此外,如果有用,执行图如下所示。 (对于Google工程师,还指定了作业ID)。

With 1.9 (job id 2017-09-29_14_35_42-15149127992051688457): 意外的行为从数据流1.9更改为2.0 / 2.1

1.9(职位编号2017-09-29_14_35_42-15149127992051688457):

With 2.1 (job id 2017-09-29_14_31_59-991964669451027883): 意外的行为从数据流1.9更改为2.0 / 2.1

随着2.1(工作编号2017-09-29_14_31_59-991964669451027883):

TextIO.Write 2,3 are not producing any output under 2.0/2.1. Flatten, and its subsequent step works fine.

TextIO.Write 2,3不会在2.0 / 2.1下产生任何输出。展平,其后续步骤正常。

1 个解决方案

#1


3  

This is indeed a defect. A fix is in flight and should be documented as available in the Service Release Notes.

这确实是一个缺陷。修复程序正在进行中,应记录在“服务发行说明”中。

A workaround in the meantime is to use the 1.9.1 SDK, as this error only affects 2.x SDKs.

同时解决方法是使用1.9.1 SDK,因为此错误仅影响2.x SDK。

Users interested in picking up the fix early can also use the latest nightly build from Beam (recommended to unblock development, not for production, since it's a daily build). Instructions here.

有兴趣尽早获得修复的用户也可以使用Beam的最新夜间版本(建议解锁开发,而不是生产,因为它是每日构建)。说明在这里。

#1


3  

This is indeed a defect. A fix is in flight and should be documented as available in the Service Release Notes.

这确实是一个缺陷。修复程序正在进行中,应记录在“服务发行说明”中。

A workaround in the meantime is to use the 1.9.1 SDK, as this error only affects 2.x SDKs.

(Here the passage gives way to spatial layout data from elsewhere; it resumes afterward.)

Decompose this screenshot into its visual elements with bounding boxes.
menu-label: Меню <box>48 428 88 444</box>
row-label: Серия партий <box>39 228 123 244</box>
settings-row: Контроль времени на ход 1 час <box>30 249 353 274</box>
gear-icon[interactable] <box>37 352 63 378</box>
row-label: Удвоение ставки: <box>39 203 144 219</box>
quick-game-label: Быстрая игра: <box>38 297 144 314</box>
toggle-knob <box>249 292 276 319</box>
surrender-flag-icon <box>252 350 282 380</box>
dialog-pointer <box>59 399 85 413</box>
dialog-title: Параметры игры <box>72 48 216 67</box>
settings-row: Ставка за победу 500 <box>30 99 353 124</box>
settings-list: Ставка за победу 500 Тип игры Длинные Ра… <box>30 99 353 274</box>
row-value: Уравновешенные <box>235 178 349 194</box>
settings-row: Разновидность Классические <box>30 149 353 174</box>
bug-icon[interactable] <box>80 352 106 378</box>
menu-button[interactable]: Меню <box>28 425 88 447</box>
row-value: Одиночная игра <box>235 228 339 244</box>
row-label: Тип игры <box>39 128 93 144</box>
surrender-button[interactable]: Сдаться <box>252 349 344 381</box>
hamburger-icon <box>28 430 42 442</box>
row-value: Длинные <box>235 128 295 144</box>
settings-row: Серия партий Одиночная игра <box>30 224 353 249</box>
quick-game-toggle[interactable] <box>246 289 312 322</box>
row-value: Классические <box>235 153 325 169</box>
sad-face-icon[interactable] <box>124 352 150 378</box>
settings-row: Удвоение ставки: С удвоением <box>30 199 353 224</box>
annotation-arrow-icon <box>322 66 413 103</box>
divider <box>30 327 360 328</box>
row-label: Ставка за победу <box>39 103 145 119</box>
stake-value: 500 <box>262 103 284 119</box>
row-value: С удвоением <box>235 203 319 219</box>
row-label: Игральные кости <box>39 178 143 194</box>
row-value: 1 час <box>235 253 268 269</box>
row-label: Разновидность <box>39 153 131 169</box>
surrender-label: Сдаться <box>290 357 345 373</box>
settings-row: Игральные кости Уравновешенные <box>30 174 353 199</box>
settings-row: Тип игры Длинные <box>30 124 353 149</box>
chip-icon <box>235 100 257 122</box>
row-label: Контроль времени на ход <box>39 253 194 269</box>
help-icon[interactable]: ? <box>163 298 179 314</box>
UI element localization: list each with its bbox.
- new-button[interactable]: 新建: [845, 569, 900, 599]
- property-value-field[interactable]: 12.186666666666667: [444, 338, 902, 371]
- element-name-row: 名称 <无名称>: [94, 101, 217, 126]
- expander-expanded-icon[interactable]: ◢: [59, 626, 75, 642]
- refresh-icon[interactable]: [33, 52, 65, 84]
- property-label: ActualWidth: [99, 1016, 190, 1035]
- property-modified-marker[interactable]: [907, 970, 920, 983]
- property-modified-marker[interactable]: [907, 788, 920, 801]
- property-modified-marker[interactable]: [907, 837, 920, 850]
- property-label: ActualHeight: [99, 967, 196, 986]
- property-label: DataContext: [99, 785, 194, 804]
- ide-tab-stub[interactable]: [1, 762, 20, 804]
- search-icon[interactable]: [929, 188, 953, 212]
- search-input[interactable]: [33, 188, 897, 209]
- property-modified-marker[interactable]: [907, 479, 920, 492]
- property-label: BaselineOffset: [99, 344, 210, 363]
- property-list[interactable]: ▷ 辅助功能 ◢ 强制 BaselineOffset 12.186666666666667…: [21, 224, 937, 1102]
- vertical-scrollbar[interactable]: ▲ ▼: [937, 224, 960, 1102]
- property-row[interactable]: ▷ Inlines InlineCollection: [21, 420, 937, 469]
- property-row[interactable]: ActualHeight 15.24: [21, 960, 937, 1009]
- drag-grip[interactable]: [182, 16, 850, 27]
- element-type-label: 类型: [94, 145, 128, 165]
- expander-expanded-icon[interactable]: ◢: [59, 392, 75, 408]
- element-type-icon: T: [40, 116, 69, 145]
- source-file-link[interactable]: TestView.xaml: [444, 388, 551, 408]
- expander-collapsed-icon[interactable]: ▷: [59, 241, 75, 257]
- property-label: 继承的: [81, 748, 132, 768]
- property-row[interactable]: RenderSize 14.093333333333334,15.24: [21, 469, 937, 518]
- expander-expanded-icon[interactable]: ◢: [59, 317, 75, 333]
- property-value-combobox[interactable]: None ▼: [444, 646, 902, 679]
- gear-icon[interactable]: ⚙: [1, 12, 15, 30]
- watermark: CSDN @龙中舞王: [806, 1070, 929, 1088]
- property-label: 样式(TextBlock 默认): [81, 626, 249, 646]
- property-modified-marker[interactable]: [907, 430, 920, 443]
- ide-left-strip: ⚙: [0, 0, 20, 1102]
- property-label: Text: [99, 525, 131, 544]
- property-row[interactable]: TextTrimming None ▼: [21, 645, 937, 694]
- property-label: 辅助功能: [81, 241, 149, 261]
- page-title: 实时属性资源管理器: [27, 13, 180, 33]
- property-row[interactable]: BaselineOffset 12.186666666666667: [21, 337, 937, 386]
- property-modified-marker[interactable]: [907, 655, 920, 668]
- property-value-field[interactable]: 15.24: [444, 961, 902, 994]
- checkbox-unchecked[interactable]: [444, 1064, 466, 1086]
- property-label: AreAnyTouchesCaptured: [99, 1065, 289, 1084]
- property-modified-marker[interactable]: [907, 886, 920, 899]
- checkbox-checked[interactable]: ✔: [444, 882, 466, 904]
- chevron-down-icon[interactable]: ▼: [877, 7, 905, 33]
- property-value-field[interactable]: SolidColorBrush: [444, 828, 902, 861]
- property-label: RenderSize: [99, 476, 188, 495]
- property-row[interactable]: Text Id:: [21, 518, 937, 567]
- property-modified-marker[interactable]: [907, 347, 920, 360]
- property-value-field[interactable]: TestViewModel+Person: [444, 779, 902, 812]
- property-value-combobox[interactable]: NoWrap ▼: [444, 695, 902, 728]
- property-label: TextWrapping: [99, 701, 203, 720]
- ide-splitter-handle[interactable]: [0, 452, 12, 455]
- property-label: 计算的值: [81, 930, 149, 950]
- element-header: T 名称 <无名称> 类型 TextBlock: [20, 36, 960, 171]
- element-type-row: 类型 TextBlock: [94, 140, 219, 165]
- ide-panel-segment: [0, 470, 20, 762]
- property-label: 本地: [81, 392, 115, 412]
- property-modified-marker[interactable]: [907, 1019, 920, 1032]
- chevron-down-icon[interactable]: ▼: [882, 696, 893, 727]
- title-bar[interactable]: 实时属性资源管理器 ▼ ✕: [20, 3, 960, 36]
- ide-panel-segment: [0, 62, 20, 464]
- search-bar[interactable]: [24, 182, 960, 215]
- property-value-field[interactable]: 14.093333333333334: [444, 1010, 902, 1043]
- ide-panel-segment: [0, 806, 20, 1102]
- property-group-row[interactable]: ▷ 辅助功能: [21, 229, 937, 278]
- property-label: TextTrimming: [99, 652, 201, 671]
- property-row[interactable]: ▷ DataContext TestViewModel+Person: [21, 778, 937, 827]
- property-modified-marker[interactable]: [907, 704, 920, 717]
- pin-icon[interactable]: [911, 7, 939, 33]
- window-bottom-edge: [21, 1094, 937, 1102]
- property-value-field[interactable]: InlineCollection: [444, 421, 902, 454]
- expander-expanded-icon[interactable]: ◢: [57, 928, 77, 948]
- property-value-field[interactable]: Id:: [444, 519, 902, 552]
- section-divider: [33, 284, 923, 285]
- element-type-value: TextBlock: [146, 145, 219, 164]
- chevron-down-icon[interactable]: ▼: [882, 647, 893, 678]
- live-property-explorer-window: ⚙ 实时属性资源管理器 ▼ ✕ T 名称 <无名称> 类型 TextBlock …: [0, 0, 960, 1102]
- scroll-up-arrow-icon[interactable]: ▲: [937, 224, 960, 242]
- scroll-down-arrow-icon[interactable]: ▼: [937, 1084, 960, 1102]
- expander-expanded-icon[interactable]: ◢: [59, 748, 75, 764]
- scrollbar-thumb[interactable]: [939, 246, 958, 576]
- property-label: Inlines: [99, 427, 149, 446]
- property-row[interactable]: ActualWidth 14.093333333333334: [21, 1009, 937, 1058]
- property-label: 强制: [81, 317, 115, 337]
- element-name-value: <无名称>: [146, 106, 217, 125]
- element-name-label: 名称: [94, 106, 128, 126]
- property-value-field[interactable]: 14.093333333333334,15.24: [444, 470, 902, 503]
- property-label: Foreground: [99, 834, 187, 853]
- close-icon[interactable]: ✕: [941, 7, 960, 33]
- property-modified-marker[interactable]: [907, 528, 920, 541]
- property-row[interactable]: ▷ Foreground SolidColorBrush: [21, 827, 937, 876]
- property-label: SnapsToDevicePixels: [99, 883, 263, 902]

同时解决方法是使用1.9.1 SDK,因为此错误仅影响2.x SDK。

Users interested in picking up the fix early can also use the latest nightly build from Beam (recommended to unblock development, not for production, since it's a daily build). Instructions here.

有兴趣尽早获得修复的用户也可以使用Beam的最新夜间版本(建议解锁开发,而不是生产,因为它是每日构建)。说明在这里。